Protagonistas, personagens, simples figurantes para quem, não inocentemente, Juan Díaz Canales escolheu o género (animal) em função das qualidades e, principalmente, dos defeitos geralmente associados ao ser humano, facilitando a sua identificação pelos leitores, sim, sem dúvida, mas usando também este belo artifício para melhor os caracterizar.A par disto, a escrita de Canales tem o melhor do registo policial negro, que impera em Blacksad, com um tom global depressivo e derrotista, que assenta e suporta às mil maravilhas relatos duros sobre os podres sociais, os compadrios entre a máfia e a política, a opressão dos mais pobres e desfavorecidos em nome dos interesses instalados. No caso presente, se o foco parece estar na (bela lama) Íris Allen e na sua cruzada em prol do teatro e da sua difusão junto de todas as classes através de espectáculos em locais públicos, a verdade é que tudo se joga mais acima, mais na sombra, nos gabinetes dos políticos, nos escritórios dos engenheiros e projectistas, quando o famoso ‘mestre construtor’ Solomon pretende deixar a sua última marca indelével na cidade, através da edificação de uma imponente ponte com o seu nome que irá colocar em causa os empregos e o futuro de centenas de trabalhadores ‘subterrâneos’ do metro.
Desta forma, Canales combina o tom policial - porque a contagem de cadáveres vai subindo ao longo das páginas - com o relato social, a intriga política e a mensagem cultural, num relato que se vai adensando num crescendo, que ilude várias vezes as expectativas dos leitores, surpreendendo-os, e continua a aprofundar a caracterização dos seus intérpretes recorrentes, John Blacksad, o detective felino que dá nome à série, e Weekly o eterno aspirante a grande jornalista e conquistador (falhado) inveterado. À sua volta, pululam personagens fortes e marcantes, com destaque para Solomon e Íris, independentemente do que na realidade são, e outras que, com menor expressão mas não menor preponderância se vão atravessando no caminho dos protagonistas. Que, mais uma vez, parecem sempre sê-lo menos, do que simples joguetes nas mãos do acaso ou do destino, mesmo quando as suas decisões e acções parecem importar e fazer a diferença.
E se tudo isto ainda fosse pouco, posso ainda referir mais dois pontos fundamentais. Por um lado, a escrita de Canales, assertiva e sempre no tom justo, eficiente e perfeitamente legível, mas também culta nas múltiplas referências que espalha e espelha, sejam os textos das dissertações íntimas que permitem entrar na cabeça - e no coração e na… - dos protagonistas, sejam os dos diálogos, vivos, credíveis, realistas; uns e outros exalando um perfume e um humor que merecem uma leitura atenta e mais cuidada do que aquela que ‘simplesmente’ se faz para desfrutar da história.

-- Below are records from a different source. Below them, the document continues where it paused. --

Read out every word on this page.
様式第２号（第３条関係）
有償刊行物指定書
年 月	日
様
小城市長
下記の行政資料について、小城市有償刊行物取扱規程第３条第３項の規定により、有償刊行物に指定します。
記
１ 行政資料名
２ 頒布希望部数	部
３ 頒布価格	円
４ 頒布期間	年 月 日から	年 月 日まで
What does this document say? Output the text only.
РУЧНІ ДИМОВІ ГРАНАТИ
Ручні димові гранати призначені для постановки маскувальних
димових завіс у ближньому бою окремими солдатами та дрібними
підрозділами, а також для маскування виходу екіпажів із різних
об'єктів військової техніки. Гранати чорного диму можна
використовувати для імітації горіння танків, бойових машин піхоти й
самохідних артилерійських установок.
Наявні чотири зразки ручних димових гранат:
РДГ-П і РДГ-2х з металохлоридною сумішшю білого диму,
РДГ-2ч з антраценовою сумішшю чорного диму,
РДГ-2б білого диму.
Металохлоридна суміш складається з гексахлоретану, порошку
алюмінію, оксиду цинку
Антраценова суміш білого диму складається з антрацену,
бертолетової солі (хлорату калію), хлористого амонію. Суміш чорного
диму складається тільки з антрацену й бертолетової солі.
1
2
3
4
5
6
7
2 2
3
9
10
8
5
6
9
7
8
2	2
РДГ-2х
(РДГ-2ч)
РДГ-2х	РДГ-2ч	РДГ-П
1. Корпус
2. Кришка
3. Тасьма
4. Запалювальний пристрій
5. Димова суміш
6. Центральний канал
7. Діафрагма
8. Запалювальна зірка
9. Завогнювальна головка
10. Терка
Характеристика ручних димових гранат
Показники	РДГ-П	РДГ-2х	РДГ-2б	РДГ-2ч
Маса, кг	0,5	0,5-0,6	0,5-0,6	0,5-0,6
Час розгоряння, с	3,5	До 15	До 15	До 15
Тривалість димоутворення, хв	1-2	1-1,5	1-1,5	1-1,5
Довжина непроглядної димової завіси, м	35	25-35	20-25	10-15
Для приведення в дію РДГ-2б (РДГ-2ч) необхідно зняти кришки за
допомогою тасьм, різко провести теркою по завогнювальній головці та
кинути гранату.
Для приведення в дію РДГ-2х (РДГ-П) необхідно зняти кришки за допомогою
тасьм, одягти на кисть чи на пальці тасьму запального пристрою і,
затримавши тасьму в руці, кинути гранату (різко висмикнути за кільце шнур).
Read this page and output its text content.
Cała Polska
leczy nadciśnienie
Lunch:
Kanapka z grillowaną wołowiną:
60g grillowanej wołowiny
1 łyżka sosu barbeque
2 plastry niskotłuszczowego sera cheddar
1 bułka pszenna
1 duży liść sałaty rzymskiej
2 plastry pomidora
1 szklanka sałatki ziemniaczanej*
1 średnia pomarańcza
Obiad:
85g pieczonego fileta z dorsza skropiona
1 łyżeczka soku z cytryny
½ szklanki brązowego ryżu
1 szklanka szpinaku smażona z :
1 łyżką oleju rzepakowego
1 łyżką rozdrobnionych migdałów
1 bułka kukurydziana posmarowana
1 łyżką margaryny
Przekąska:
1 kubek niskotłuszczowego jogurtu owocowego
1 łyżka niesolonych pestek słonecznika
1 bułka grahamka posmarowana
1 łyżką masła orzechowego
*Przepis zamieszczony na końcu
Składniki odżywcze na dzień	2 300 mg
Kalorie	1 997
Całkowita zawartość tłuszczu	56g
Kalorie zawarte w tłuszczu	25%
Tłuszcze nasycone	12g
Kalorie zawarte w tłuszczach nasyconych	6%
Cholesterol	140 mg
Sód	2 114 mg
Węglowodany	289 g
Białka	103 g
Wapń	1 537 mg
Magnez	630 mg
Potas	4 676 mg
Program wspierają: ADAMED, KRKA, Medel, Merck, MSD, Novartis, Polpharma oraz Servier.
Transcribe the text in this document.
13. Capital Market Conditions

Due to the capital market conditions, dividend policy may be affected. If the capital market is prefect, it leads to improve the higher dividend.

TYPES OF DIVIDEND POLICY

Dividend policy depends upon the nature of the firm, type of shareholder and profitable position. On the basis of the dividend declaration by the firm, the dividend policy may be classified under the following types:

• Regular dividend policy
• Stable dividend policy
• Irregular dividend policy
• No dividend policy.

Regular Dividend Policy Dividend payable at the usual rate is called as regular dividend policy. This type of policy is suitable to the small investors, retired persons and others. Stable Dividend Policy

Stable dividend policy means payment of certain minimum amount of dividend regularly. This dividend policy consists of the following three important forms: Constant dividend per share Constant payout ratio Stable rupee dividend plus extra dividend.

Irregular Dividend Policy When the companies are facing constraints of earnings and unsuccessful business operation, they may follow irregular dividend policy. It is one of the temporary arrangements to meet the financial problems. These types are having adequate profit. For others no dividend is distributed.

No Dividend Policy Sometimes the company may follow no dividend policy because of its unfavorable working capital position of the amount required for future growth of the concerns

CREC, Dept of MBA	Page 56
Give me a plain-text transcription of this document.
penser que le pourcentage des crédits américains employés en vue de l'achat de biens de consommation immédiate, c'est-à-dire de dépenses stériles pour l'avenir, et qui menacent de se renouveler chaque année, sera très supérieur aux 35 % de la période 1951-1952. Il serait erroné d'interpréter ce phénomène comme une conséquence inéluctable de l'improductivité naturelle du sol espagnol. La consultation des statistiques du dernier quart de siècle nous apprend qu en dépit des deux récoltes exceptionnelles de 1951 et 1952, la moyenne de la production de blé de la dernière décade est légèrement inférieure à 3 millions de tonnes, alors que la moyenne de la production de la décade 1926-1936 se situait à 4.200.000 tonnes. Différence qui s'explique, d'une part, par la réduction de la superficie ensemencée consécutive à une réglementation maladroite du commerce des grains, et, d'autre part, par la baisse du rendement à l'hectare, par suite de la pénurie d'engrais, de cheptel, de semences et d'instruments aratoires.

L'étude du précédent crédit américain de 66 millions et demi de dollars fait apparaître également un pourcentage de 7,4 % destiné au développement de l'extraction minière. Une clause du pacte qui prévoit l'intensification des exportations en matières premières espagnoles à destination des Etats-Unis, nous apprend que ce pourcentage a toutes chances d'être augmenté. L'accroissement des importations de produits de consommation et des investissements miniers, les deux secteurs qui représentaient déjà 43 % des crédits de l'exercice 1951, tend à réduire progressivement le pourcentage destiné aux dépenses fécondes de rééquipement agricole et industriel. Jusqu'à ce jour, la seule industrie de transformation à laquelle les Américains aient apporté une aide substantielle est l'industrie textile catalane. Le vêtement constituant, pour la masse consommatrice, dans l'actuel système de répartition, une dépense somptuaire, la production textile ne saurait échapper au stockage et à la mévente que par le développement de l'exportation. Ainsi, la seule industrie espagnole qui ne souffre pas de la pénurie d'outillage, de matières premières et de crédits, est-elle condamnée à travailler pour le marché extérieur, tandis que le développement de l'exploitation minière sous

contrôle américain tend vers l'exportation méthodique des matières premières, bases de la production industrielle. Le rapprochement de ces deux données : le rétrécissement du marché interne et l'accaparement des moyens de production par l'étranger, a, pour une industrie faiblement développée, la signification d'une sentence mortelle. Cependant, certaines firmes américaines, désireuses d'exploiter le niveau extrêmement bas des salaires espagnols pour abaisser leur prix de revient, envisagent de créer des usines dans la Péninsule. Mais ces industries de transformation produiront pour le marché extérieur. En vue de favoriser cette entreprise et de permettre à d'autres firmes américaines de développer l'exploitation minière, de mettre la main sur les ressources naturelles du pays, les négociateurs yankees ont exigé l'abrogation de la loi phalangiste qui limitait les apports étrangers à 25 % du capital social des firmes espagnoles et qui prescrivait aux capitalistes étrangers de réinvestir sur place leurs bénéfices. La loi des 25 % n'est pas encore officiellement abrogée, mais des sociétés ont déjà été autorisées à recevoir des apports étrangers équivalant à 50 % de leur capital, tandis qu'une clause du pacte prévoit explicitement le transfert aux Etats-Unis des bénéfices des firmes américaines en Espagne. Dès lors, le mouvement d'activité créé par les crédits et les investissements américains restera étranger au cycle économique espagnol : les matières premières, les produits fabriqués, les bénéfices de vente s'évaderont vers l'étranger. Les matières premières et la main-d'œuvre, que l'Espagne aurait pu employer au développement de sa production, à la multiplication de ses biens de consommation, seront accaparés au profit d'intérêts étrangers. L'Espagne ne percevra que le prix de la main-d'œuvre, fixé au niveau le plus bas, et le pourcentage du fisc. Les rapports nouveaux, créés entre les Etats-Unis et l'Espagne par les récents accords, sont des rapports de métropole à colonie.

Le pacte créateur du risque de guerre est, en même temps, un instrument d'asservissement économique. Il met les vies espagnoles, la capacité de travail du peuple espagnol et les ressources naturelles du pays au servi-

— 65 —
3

Por outro lado, se desenho e escrita por si só justificam tantos elogios, o que dizer da perfeita simbiose entre ambos para nos oferecerem uma verdadeira narrativa em banda desenhada, cadenciada, com o(s) ritmo(s) adequado(s) aos diferentes momentos, sem quebras, sequencial, como não muitas obras se podem gabar.
Completamente seduzido pela leitura, com este texto ‘disparado’ de uma só vez à velocidade que os dedos conseguiram imprimir ao teclado, surge então o ‘mas’, o ‘senão’, aquilo que eu não queria escrever...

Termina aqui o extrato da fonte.